Something Fishy Is Going On Here

In 2021, Bill and Jane Obear put a Conservation Restriction (CR) on 41 acres of Bear Path Farm, their land in Whately, MA. This autumn, it’s easy to appreciate the green fields of their farm, the tall trees turning gold, and the delicious peaches and apples from their orchard.

But hiding in the winding streams crossing the property are secrets of natural selection. Protection here is not only a win for the environment—it also supports advances in scientific knowledge.

Since 1997 researchers from the USGS Conte Fish Research Laboratory have been closely studying Brook Trout from four tributaries of the Mill River that flow into the Connecticut River. One of these tributaries, Ground Brook, flows through the Obear property into West Brook which empties into the Mill River.

Data indicates substantial movement between three of the four tributaries which are a critical spawning habitat for Brook Trout. But a five-foot waterfall separates Ground Brook where it flows into West Brook. As a result, the fish in Ground Brook have had very little exchange with those in West Brook. And the exchange is one way. Fish from Ground Brook sometimes emigrate to West Brook over the waterfall, however, the reverse is, of course, impossible.

As a result, the isolated Brook Trout have been separated from the rest of the watershed for approximately 900 years. The combination of a small population, isolation and a unique environment in Ground Brook sets the stage for genetic divergence from the rest of the West Brook. Some of the divergence can come from small population size alone (random loss of variation called genetic drift) and some can come from natural selection. With small populations, some gene variants (known as alleles) randomly disappear completely and thereby reduce genetic variation

These trout are behaving in ways distinct from their distant relatives in West Brook.
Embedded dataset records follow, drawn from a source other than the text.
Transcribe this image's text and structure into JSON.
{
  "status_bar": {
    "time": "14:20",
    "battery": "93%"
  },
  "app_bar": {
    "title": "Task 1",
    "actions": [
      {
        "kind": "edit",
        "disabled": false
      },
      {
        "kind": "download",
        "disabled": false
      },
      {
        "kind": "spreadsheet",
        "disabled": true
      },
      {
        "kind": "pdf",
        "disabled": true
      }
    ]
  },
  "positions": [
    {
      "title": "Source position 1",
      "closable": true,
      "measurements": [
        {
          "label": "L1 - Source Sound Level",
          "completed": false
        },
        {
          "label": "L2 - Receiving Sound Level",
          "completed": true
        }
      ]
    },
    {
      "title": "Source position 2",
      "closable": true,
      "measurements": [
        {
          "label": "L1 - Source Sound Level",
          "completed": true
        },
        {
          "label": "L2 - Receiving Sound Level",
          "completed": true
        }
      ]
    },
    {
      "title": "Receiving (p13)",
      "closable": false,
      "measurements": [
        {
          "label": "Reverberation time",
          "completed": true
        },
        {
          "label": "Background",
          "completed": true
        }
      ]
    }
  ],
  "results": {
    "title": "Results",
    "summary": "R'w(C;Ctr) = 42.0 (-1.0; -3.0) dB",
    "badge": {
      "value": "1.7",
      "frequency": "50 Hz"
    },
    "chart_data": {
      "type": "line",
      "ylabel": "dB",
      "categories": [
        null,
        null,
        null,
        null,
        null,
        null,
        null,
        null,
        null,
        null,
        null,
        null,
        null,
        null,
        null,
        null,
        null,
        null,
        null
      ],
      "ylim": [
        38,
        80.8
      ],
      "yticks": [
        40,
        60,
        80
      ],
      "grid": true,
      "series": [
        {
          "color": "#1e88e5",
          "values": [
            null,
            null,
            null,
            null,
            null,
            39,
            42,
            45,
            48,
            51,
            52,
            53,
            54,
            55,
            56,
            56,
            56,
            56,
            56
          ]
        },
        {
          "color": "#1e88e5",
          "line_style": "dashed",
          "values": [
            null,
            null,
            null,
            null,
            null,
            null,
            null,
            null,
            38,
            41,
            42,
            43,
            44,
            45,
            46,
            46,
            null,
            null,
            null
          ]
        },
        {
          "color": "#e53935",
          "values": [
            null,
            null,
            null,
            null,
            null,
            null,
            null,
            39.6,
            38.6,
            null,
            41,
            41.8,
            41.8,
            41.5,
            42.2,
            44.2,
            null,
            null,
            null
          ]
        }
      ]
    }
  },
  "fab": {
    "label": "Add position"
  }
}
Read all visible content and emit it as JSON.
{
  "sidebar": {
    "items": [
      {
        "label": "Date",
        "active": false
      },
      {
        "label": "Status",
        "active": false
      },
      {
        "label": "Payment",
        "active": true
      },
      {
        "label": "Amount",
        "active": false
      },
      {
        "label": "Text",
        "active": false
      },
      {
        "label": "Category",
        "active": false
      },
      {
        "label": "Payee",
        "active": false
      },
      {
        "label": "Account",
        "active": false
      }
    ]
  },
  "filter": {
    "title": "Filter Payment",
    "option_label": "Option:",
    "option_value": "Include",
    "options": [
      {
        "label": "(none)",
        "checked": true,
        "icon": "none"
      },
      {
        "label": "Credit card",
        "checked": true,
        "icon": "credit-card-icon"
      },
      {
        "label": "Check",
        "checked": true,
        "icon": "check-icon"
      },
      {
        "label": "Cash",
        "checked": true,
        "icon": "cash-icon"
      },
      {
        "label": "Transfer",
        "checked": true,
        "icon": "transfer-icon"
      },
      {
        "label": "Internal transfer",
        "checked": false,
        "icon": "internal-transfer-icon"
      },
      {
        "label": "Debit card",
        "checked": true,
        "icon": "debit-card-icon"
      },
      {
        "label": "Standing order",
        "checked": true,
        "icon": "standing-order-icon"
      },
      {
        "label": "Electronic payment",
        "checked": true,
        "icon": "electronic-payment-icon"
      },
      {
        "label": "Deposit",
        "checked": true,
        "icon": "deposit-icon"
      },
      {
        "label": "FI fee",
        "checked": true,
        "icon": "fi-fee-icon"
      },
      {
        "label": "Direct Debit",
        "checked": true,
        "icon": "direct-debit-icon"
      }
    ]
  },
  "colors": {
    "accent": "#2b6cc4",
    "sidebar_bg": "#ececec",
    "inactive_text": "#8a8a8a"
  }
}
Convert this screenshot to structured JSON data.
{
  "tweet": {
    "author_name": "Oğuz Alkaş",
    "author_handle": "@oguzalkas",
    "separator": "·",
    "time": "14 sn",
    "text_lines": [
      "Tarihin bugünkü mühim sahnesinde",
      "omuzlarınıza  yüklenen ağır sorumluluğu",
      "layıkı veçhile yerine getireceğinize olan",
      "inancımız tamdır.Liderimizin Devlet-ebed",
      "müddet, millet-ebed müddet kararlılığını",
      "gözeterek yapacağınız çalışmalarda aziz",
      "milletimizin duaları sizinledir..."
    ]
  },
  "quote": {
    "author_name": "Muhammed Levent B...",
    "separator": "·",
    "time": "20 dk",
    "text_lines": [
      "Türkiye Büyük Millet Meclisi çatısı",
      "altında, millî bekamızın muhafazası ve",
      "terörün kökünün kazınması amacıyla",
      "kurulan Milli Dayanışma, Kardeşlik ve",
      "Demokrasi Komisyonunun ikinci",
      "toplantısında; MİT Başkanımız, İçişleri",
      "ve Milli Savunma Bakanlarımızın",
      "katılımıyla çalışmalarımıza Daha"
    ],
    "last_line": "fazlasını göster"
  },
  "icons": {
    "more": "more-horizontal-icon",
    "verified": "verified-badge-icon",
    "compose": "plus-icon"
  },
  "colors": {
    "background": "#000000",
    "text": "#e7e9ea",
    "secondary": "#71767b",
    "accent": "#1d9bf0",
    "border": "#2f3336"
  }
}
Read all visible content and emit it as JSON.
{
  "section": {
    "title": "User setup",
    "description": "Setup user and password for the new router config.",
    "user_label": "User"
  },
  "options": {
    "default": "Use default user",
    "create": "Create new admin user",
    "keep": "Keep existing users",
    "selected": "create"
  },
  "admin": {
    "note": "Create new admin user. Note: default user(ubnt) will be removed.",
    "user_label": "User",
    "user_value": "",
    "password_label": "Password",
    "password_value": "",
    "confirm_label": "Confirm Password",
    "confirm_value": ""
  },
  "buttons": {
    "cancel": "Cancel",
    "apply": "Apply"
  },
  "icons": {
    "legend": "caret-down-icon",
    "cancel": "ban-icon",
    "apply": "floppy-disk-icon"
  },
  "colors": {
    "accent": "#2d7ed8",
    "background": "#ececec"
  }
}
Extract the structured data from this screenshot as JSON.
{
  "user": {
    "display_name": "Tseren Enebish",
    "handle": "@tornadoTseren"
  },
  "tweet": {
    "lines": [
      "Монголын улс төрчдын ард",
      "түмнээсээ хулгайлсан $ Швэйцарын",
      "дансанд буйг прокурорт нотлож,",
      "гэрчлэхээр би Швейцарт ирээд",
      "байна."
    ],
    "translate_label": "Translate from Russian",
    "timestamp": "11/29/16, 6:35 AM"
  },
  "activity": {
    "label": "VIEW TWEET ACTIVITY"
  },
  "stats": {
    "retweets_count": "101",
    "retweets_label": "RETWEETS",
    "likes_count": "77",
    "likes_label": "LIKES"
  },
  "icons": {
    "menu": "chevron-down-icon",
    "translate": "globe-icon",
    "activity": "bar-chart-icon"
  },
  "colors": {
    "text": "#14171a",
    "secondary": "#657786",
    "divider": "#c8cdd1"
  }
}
Researchers have found evidence of higher early juvenile survival and strong selection against larger body size, meaning that the trout in Ground Brook mature younger, grow slower, and have a shorter life span than the open system trout in West Brook. The difference between the two populations suggests that the isolated fish may be evolving to suit conditions in their small, one-way stream.

Isolated populations like these have a higher risk for extinction because they have a diminished genetic reservoir to respond to new conditions. Having closely adapted to their current environment they may not have the variation necessary to adapt to new ones. Any major change in their environment could wipe them out.

Thanks to Franklin Land Trust’s conservation of the Obear’s land, this sensitive goldmine of genetic specificity will be protected forever from human development.

The survival of these trout may be even more crucial than we currently realize. When organisms from two distinct genetically isolated populations are introduced to one another’s habitats, it can result in significant increases in population genetic diversity, a practice known as trans-location. As more of the world’s freshwater streams and rivers are cut off from one another by human development and trout become increasingly isolated, the fish in Ground Brook may turn out to be a key resource for the genetic rescue of other isolated populations.

Natural Heritage and Endangered Species Biomap2 shows that the Obear’s parcel provides Core Habitat For Species of Conservation Concern. In addition to practicing agriculture, Bill and Jane manage the fields and forests for wildlife habitat and timber.

“This place is a stroke of luck” says Bill Obear “the way the glaciers have carved small fertile plains with steep sides that encourage rich habitat for farmland, quality hardwoods, numerous feathered and furred animals, as well as Brook Trout surviving hundreds of years in an isolated cold-water stream. However, my wife Jane and I don’t think that luck helped us preserve 41 acres of our land in perpetuity. The leadership and assistance that The Franklin Land Trust provided over three years of discussions, meetings, application preparations and follow-through, led to our successful Conservation Restriction completed at the end of 2021. This is down to the successful application of lots of hard work by a remarkable conservation organization.”